The US Nuclear Regulator Commission (NRC) recently posted a blog written by Kenneth Karwoski, Senior Advisor for Steam Generators that attempts to help people understand a little more about steam generators. The blog post was titled Where There’s Steam, There’s … a Steam Generator.
Aside: Many of my colleagues would immediately point to the title as misleading. Their professional experience includes plants that produce a large quantity of steam without using steam generators. End Aside.
Since Mr. Karwoski’s job is to be a senior advisor for steam generators at the NRC, I understand why he would make the following parochial statement:
Steam generators provide vital technical and safety functions at many U.S. nuclear power plants.
My direct experience with nuclear power plants is limited to those that include steam generators, but I am aware that my experience in the specialized application of using nuclear energy inside sealed submarines full of people breathing in the same limited air space where the reactor operates is not representative of the whole range of design options.
In the mid 1950s, a series of experimental reactors called BORAX-1, BORAX-II and BORAX-III were built at a facility in Idaho then known as the National Reactor Testing Station. Those reactors proved that the radioactivity that was introduced into the water used to cool light water reactors was low enough to allow the water to boil in direct contact with nuclear fuel rods, producing steam to turn turbines without the need for expensive heat exchangers.
GE followed up on those experiments with the Vallecitos Boiling Water Reactor and then developed a series of boiling water reactors that use primary coolant to directly drive steam turbines.

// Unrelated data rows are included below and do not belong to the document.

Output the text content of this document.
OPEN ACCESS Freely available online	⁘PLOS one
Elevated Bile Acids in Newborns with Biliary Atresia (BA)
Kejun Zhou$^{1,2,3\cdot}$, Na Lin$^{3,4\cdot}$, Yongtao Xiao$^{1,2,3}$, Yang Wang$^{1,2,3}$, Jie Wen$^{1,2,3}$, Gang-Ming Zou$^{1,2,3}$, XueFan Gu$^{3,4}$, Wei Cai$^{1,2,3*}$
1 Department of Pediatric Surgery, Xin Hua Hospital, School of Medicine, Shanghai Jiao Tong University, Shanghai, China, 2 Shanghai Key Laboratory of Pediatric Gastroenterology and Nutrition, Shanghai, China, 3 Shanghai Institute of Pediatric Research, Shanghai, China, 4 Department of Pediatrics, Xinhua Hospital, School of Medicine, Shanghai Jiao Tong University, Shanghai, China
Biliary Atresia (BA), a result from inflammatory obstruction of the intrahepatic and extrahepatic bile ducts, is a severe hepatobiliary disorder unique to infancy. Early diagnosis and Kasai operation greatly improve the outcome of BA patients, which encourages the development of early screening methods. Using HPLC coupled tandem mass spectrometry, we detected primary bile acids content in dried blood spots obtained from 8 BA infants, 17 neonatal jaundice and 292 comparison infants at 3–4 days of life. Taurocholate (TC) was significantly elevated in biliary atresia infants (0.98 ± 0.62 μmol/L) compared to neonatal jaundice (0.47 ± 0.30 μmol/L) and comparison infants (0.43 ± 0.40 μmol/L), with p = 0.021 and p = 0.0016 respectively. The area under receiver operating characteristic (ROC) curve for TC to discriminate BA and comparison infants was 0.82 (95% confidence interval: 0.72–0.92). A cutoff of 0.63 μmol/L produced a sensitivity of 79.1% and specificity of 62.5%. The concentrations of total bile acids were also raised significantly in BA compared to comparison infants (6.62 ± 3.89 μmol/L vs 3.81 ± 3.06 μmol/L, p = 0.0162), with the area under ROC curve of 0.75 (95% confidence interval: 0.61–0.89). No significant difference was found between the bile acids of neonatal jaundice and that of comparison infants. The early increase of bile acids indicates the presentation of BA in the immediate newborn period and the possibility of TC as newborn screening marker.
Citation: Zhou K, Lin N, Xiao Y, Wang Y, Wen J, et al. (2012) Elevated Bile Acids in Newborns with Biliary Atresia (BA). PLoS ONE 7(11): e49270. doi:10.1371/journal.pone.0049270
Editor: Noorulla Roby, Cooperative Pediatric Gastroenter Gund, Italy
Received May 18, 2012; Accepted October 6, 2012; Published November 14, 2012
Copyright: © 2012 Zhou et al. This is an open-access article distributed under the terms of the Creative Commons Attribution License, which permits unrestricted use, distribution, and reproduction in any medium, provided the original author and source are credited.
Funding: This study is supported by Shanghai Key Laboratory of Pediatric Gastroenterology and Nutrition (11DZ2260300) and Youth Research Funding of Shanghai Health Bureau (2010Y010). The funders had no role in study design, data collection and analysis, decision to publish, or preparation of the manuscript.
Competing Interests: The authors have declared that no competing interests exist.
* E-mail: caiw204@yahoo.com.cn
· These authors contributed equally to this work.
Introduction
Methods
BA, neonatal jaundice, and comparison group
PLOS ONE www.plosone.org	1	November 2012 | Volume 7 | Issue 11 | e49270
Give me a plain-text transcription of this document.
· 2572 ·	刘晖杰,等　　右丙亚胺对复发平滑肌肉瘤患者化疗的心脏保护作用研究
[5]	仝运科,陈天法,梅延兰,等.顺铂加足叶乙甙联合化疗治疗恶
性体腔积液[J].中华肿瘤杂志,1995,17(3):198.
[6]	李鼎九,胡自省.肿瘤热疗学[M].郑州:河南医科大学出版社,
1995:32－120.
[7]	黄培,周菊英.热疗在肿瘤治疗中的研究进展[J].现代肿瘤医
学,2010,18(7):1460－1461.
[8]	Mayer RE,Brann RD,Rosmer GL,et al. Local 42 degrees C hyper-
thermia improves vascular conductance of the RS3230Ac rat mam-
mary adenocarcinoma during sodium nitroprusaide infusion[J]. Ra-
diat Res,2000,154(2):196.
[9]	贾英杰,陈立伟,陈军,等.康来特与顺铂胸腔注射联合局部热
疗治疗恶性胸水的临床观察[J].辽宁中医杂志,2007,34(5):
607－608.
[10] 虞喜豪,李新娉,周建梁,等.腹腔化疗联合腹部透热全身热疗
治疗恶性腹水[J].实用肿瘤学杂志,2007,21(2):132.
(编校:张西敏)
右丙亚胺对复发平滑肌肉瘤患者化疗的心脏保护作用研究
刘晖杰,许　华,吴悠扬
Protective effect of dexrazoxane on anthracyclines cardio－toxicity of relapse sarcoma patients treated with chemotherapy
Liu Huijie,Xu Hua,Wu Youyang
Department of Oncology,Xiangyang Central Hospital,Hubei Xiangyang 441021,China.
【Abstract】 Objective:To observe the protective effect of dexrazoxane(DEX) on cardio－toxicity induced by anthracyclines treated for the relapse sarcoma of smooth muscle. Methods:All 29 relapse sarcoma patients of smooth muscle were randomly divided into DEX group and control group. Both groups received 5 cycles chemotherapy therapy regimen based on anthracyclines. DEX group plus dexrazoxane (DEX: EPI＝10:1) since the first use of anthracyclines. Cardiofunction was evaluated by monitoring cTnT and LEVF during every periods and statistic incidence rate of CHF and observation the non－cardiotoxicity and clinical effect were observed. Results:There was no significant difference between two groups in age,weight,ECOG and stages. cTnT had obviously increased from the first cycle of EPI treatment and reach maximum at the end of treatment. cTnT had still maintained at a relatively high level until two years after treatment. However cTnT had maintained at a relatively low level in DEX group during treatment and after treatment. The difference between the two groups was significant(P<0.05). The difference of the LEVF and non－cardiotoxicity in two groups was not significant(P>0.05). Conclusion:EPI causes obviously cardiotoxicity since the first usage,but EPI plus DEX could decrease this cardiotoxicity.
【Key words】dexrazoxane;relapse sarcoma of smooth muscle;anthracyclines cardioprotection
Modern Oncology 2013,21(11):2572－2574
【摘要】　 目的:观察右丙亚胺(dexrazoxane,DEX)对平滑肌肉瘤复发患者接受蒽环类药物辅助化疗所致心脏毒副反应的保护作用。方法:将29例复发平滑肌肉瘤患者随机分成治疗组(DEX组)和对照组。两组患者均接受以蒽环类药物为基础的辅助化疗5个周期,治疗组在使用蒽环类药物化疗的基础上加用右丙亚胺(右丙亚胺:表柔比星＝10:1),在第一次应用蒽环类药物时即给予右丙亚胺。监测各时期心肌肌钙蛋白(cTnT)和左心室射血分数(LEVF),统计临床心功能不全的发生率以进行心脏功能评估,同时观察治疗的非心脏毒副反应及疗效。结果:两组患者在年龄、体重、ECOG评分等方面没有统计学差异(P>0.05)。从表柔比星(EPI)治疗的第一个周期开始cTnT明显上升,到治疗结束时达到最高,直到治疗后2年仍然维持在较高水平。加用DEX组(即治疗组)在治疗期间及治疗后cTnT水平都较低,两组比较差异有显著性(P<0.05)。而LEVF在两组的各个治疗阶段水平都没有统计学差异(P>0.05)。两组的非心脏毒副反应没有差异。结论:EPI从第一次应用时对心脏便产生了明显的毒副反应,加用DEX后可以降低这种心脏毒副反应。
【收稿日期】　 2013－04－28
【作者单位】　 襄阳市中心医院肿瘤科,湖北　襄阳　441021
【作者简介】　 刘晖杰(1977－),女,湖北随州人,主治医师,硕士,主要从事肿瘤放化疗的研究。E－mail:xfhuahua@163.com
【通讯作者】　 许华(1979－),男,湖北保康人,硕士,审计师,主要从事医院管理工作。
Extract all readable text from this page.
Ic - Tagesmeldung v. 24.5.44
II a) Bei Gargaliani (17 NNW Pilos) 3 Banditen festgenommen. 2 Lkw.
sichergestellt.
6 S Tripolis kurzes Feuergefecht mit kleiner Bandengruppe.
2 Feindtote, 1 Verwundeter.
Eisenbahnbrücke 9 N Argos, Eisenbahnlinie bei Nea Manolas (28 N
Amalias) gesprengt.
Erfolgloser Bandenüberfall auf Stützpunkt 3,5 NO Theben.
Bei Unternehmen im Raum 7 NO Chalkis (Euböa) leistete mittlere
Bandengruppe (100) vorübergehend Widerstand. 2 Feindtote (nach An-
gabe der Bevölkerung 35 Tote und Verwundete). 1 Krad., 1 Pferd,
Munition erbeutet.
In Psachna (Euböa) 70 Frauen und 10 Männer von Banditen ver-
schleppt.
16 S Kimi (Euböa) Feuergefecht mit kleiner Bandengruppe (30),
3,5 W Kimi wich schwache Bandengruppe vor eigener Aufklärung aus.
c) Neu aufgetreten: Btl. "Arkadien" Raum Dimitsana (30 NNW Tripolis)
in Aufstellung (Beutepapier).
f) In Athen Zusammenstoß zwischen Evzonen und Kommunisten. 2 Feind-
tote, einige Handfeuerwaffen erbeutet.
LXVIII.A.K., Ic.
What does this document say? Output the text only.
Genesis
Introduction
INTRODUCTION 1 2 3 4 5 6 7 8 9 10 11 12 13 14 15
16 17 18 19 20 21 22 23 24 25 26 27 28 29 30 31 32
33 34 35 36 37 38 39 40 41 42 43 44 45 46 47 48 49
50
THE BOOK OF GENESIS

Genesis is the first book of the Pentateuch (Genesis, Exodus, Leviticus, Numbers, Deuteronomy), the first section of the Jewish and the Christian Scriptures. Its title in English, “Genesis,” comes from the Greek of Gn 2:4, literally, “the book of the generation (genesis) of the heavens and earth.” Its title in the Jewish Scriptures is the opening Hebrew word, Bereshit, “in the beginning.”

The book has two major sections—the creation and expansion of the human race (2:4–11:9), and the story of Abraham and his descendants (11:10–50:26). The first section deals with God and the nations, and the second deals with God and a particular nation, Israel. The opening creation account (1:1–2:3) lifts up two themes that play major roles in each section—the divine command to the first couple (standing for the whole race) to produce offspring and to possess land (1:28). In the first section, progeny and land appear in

Boiling water reactors continue to be a safe and cost-effective design choice. They have the potential to be far more cost competitive than pressurized water reactors under regulatory regimes that impose radiation dose and dose rate rules that are based on actual, vice imaginary health effects.
It is in the full knowledge of the existence of boiling water reactors that I assert that classifying steam generator u-tubes as performing a “vital safety function” is an exaggeration. All heat exchangers should be built carefully. They are worth maintaining in order to keep the system functioning as designed. They are worth repairing if any of the heat exchange surfaces begins leaking and allowing mixing of fluids that the designers prefer to keep separate.
However, steam generators in light water reactors do not require perfection. Minor failures should be accepted and fixed; they should not result in a decision to destroy multibillion dollar assets under the false assertion that the failure is a “safety issue.” The decision to permanently shut down units 2 and 3 at San Onofre was roughly equivalent in scale to deciding to decommission an aircraft carrier due to a single tube leak in a steam condenser.
The first person to post a comment on the NRC blog about steam generators was CaptD, someone I have encountered in other forums. He tried to make the case that people should be terribly concerned about the leaking steam generators and should blame the decision makers at SCE for selecting an “unproven and radical design” instead of replacing steam generators that had proven to be less durable than desired (San Onofre’s original equipment stead generators lasted only 30 years) with identical pieces of equipment.
He called San Onofre a “nuclear near miss” and claimed that it should enter technological history as an “engineering debacle of epic proportions like the Tacoma Narrows Bridge.”
I had to respond to that false characterization, even though I believe that San Onofre’s closure was an economic debacle of epic proportions.
I completely disagree with CaptD.
What people really should be told is that the operators at San Onofre correctly shut down Unit 3 when they received an indication that there was a tiny leak in one of the tubes of the generator that turned out to be just 1/2 of the “very strict limits” that the NRC imposes to require a unit shut down.
The action was correct because tube leaks tend to grow rather rapidly, but they do not tend to spread to other tubes. The small diameter of each tube prevents leakage from ever getting very large, even in the case of a complete rupture. The nature of primary coolant in a reactor where fuel rod cladding is intact makes primary to secondary leakage more of a nuisance than a safety issue – after all, the coolant is almost pure water containing tiny quantities of radioactive material with half lives longer than a few seconds.
The most exposed person would have received a radiation dose of about 5.2E-5 millirem (5.2E-7 mSv) in a world where the average annual dose is about 300 millirem (3 mSv) from background radiation.
After inspecting and plugging damaged tubes, both units 2 and 3 should have been restarted, probably no later than March or April 2012. Everyone should remember that steam generators are only a design choice – 1/3 of all of the reactors in the US don’t even bother to try to separate primary from secondary water. Pressurized water reactors with isolated primary systems were the right choice for their initial application – producing power inside sealed submarines full of people.
I lay the blame for the destruction of 1500 jobs and the capacity to produce about 14 billion kilowatt-hours of emission free electricity every year solidly on overly conservative decision-making and political action designed to force California to burn more natural gas.
PS – I have been privy to communications from an intervenor with an unusual position. He has determined that it is worth his time to file legal paperwork to advocate for the interests of SCE rate payers and California air breathers to force SCE to publicly disclose the basis for its decision to destroy an asset paid for by consumers under traditional rate of return regulation. My intervenor friend is a lawyer with a rock solid case. This will be an interesting story to continue covering.